We have survived another Halloween.  Many of us made it through the wreckage of candy-addled children who went to sleep with chocolate smeared across their faces.  Others of us survived the battleground of a whole different war, one that no longer involves attempting to police what our children eat but rather what our children wear.  Those of us with teenage girls are on the frontlines of navigating what costumes they choose, how the way they dress make us as adults feel and how the girls themselves perceive their often revealing costumes.

In case you weren’t aware, teenage girls and young women are embracing a new type of feminism in which they proclaim that dressing in extremely revealing clothing is an expression of their self-determination.  As young women describe it in blog posts and Instagram photos, clothing choices are their statement that no one should tell young women what to wear because they are in charge of their own bodies and in control of what they do with them.  Young women across the country are wearing shorts so short that the bottom curves of their behinds are visible and tank tops so small that they barely cover their areolae.  Is that truly empowerment?  I don’t know.  I will admit, I don’t understand this perspective and more than that, it makes me feel uncomfortable to see young women I know and love dressed in extremely skimpy clothing.  I have spent 42 years being socialized by and adhering to the firm boundaries around what clothing is appropriate for girls and women and what isn’t.  I have always seen dressing in overtly sexy clothing as cowing to the male gaze, subjugating my own self-worth to conform to societal norms, and these days, to garner Instagram likes.  To me, sexy clothing meant undermining my feminism.  And yet, as someone who believes in supporting other women, I want to support these burgeoning feminists in their desire to assert their power. So while I don’t understand their position, I will give them the courtesy of showing respect to their new type of feminist argument that dressing like that is empowerment.

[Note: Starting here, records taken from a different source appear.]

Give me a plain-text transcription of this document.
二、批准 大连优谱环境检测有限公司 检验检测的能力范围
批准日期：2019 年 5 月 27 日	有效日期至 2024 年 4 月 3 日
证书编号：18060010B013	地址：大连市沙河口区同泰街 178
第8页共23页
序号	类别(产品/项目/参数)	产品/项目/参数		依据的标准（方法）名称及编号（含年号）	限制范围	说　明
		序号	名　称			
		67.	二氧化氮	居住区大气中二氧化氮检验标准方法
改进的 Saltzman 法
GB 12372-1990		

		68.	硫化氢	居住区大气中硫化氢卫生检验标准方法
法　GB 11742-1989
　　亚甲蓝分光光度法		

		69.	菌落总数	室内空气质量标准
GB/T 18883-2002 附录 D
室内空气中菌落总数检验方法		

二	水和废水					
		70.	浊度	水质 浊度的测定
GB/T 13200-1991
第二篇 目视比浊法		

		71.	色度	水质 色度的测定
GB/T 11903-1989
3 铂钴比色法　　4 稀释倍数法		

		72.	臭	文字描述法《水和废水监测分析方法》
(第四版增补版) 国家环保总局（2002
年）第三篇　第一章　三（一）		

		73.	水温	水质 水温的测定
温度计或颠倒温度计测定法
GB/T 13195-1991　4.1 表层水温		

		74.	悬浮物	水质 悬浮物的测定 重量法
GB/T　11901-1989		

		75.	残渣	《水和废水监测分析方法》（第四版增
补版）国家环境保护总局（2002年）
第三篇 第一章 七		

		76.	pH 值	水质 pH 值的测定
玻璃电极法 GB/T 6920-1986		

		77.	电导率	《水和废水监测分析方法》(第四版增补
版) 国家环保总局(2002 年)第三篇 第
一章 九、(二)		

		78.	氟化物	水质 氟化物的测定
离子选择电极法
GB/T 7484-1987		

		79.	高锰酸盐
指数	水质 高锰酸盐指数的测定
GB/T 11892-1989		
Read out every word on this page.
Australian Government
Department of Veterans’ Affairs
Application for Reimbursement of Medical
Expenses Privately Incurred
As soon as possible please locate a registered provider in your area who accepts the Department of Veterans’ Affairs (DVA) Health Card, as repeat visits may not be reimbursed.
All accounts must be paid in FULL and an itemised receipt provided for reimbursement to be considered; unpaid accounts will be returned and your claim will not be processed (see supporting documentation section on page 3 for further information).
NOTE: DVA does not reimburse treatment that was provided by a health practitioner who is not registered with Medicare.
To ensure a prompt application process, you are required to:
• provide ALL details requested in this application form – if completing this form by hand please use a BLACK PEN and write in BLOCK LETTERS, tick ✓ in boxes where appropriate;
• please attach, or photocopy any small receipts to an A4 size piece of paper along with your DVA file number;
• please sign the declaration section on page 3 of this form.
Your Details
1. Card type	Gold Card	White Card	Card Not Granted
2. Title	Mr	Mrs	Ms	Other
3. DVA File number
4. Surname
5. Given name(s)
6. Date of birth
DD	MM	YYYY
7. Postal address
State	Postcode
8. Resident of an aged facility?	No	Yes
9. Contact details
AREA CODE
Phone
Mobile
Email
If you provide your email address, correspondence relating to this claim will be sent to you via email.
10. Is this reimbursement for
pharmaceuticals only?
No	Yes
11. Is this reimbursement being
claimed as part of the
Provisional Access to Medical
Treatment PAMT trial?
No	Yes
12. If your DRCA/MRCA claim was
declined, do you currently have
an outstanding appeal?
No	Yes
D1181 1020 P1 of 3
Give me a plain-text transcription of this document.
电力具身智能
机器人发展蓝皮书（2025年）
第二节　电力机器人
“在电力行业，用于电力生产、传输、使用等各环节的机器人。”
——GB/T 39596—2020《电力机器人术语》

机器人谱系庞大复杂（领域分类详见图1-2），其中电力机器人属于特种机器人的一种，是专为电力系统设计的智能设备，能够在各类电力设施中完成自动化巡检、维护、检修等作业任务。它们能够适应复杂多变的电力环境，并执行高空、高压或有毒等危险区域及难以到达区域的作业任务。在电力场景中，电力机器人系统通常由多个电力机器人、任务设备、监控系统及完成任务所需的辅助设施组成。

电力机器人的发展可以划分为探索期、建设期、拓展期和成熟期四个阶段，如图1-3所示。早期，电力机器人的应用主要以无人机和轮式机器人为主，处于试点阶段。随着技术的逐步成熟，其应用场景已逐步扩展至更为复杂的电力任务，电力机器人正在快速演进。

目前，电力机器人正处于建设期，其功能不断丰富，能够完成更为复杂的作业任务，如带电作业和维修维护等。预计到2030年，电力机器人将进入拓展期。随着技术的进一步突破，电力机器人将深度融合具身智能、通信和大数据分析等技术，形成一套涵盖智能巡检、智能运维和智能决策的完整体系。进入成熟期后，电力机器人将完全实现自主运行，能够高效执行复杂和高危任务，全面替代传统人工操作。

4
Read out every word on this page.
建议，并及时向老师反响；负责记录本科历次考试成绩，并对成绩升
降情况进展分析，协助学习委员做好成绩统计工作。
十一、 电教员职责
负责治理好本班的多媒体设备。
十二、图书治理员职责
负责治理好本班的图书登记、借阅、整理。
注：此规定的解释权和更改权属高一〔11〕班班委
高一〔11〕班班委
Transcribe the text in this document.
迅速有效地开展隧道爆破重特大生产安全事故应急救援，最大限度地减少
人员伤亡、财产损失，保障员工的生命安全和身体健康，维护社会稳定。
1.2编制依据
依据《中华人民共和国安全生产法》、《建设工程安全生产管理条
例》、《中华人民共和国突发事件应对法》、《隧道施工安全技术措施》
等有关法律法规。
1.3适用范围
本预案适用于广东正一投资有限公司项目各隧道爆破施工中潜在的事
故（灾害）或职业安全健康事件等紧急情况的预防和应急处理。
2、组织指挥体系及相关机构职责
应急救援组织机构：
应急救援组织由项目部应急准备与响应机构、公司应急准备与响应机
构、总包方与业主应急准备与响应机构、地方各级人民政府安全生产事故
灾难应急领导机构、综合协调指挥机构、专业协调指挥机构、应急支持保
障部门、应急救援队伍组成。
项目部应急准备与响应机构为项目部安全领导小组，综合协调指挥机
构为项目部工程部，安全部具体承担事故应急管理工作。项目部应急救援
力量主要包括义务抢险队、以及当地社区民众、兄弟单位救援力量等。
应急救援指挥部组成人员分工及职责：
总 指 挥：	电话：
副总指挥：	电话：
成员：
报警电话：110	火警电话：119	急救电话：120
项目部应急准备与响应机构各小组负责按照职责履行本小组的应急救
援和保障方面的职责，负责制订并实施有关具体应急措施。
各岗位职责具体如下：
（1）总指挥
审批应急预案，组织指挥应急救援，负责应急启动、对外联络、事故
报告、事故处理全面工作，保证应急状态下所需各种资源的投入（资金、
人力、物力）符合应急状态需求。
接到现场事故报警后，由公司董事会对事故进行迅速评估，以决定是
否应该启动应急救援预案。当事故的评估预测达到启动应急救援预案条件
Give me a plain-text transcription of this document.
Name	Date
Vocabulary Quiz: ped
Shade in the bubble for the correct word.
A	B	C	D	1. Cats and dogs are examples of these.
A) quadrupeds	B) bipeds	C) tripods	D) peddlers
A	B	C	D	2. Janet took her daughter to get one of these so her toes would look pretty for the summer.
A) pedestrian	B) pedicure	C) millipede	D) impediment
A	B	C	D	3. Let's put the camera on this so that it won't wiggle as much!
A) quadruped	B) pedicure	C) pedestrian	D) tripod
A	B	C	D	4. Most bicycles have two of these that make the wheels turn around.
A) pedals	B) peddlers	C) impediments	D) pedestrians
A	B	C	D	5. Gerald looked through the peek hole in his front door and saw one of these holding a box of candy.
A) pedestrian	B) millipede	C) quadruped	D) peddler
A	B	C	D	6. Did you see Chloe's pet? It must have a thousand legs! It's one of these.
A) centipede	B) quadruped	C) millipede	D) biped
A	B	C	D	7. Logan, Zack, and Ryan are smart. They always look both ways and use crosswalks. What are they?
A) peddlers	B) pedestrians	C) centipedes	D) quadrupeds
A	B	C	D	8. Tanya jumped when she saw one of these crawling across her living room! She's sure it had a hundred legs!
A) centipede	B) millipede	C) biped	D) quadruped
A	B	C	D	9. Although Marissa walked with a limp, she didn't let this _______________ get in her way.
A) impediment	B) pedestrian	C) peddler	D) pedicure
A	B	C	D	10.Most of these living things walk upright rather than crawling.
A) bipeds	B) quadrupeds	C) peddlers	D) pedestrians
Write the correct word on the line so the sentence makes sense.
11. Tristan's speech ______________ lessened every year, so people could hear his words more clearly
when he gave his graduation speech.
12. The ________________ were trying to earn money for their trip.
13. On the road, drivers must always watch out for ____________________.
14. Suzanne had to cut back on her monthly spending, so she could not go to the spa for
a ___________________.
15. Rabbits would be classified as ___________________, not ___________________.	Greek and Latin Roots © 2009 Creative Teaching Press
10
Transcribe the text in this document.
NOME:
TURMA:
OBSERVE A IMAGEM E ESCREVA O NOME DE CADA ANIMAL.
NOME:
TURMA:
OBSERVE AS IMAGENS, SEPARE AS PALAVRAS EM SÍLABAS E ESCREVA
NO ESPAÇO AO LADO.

However, it is possible as a parent and as a role model to play devil’s advocate to their position and raise some concerns about their costume choices, without placing judgment on the girls.  Because if we’re all being honest, our discomfort with having girls dress this way is that we’re afraid for them, for their safety and for their reputations.   What we’re all really thinking is: if you dress that way you are in danger of being judged merely as a sexual object, being degraded by people around you, or scariest of all, being sexually assaulted.  We know that the society in which we live places the blame squarely on what the girl was wearing rather than the fact that no one, no matter what she’s wearing, deserves to be attacked, assaulted or humiliated.  But because so many of still feel powerless in changing a society that blames the victim, we default to the approach that the only way to keep our girls safe is by making sure they appear blameless.

So when you have your next conversation with your teenage daughter about the costume she’s wearing for Halloween or the outfit she’s wearing to a party, here are three things you can say to your daughter that allow you to express your concerns without placing the blame for our broken society on her.

  • You can define for yourself why you are choosing to wear that outfit and perhaps it makes you feel powerful to show your body in that way.  However, you cannot define how other people perceive that outfit and their perception of you may be the complete opposite of powerful.
  • If you choose to wear that outfit, you need to be prepared for how people are going to judge you, what they will say to you and how they will treat you because our society sees women dressed in skimpy clothing in one way – sexually available.
  • How do you think it would feel to wear something less revealing?  How would your female friends react?  How would your male friends react?

This is really just a starting point to having this very difficult conversation.  I have much more thinking to do on this topic, but in the meantime, trying approaching this issue with your daughter with curiosity instead of judgment.  Allow your daughter to hear your concerns about society and its judgments, but also allow your daughter to express why she is choosing to dress this way.  What she says may surprise you.